La ligne russe : pas de contingent de l'OTAN
Le ministère russe des Affaires étrangères a souligné que Moscou n'accepte pas le scénario d'un déploiement de troupes de pays de l'OTAN en Ukraine, un tel dispositif pouvant conduire à des conséquences imprévisibles. La précision porte sur l'essentiel : ce qui est en cause n'est pas le drapeau sous lequel des militaires seraient placés, mais la nationalité et l'appartenance des forces concernées. Repeindre un contingent atlantique aux couleurs onusiennes ne changerait ni sa chaîne de commandement d'origine, ni ce qu'il représente sur le terrain.
Et cette objection rejoint, par un autre chemin, celle du secrétaire général. Les militaires occidentaux dont il a été question dans les capitales européennes seraient déployés précisément là où l'ONU dit qu'aucun Casque bleu n'a sa place : sur une ligne de contact toujours en feu, sans accord des deux parties, avec un mandat qui ne pourrait pas être impartial puisque les États fournisseurs arment l'une d'elles.
Cinquante mille hommes, onze missions, des moyens qui reculent
L'état réel du maintien de la paix onusien ajoute à l'irréalisme du projet. Plus de 50 000 civils, militaires et policiers servent aujourd'hui sous le drapeau bleu dans le cadre de onze missions, du contrôle de cessez-le-feu au déminage en passant par la protection des populations. En 2025, le nombre de Casques bleus déployés dans le monde est tombé à son niveau le plus bas depuis vingt-cinq ans.

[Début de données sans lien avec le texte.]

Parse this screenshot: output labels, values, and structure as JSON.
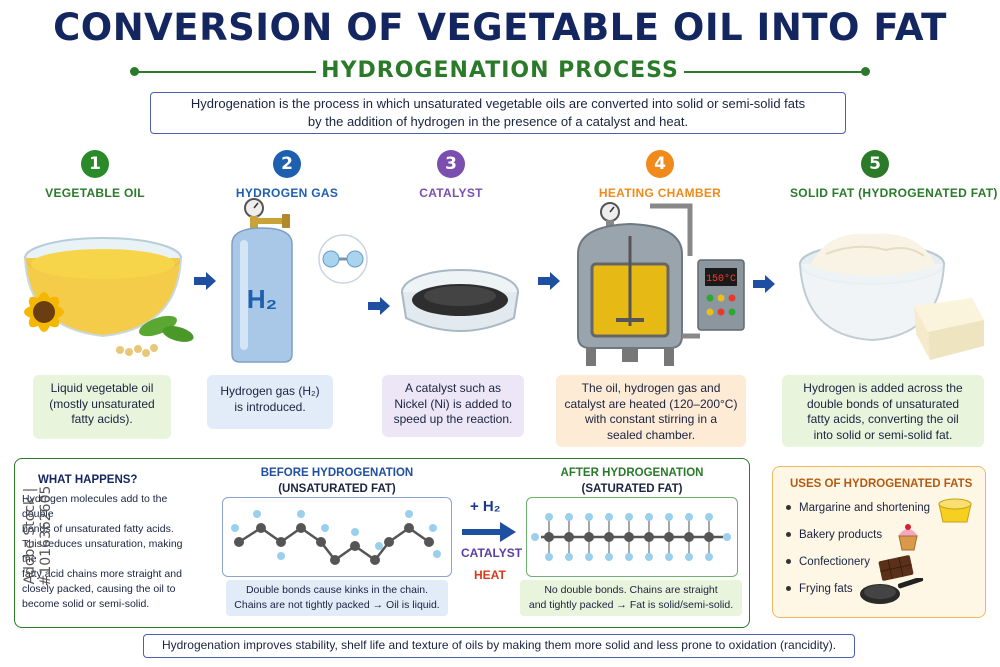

Le secrétaire général l'a lui-même reconnu en mai dernier, à l'occasion de la Journée internationale des Casques bleus, placée cette année sous le thème « Investir dans la paix » : il a mis en garde contre le risque que la réduction des ressources compromette l'efficacité des opérations au moment où les conflits se fragmentent et s'éternisent. Quelque 4 500 soldats de la paix ont perdu la vie depuis la première mission de 1948, dont 59 sur la seule année écoulée. « Les Casques bleus des Nations unies continuent de protéger les civils, d'empêcher l'escalade de la violence et de maintenir l'espoir vivant dans certains des environnements les plus difficiles au monde », a déclaré Jean-Pierre Lacroix, secrétaire général adjoint chargé des opérations de paix, qui plaide pour un financement fiable.
Une organisation qui peine à tenir ses onze théâtres existants et qui enterre ses morts par dizaines chaque année n'a pas les moyens matériels d'ouvrir un douzième front, le plus lourd de tous. La séquence ramène donc le dossier là où il se traite : au Conseil de sécurité, et après un cessez-le-feu, pas avant.